The naked DNA injection was successfully applied to evaluate the
in vivo biological activity of the FGF23, because the FGF23 was a secreted protein and required only small amount to influence phosphate metabolism. This technique may be applied to other humoral factors such as peptide hormones and cytokines (22-24). This naked DNA
technique can exclude the risk of phenotypic abnormalities during
development, which frequently occurred in the transgenic mice (25-27).

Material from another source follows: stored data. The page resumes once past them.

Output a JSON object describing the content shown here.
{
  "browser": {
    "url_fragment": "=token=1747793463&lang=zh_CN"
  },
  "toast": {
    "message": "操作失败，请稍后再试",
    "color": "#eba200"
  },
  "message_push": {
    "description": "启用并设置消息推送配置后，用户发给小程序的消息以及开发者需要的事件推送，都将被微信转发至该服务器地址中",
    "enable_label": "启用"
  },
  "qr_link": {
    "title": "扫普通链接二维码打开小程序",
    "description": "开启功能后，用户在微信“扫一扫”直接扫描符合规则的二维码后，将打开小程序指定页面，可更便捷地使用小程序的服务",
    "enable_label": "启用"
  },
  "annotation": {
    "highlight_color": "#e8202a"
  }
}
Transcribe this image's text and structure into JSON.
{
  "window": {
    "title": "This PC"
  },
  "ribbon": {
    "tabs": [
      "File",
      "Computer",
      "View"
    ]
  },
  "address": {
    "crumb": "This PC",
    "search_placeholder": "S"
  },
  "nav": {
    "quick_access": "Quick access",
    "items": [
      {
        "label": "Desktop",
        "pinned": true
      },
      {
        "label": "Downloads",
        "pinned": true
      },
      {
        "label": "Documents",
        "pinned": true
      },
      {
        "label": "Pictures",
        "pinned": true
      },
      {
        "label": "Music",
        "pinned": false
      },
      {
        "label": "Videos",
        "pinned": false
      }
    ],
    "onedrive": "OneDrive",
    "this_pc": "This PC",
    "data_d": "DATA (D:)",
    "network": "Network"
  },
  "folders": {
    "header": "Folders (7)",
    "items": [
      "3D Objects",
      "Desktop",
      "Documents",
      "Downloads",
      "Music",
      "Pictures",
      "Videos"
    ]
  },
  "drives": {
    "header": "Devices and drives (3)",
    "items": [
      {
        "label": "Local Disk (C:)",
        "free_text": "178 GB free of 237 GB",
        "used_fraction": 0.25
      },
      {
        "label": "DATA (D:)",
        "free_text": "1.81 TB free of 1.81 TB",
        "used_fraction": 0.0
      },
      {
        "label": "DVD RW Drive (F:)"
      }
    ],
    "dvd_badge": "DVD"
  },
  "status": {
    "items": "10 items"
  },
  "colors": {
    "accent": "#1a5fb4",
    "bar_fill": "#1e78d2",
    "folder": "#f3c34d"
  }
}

hFGF23R179Q expression plasmid-injected animals remain hypophosphatemic
for more than 2 weeks. Thus, a small amount of FGF23 protein is
sufficient to induce hypophosphatemia in rodents. This technique would
also make further in vivo studies possible with regard to
investigating the relationship between FGF23 and PHEX
(phosphate-regulating gene with homologies to endopeptidases on the X
chromosome) and/or between FGF23 and FGF receptors. Both identifying
the true target organs/cells and clarification of the detailed action
of FGF23 will give us new insights in understanding phosphate
homeostasis, and it will lead to the development of novel diagnostic or
therapeutic reagents for diseases accompanying abnormal phosphate homeostasis.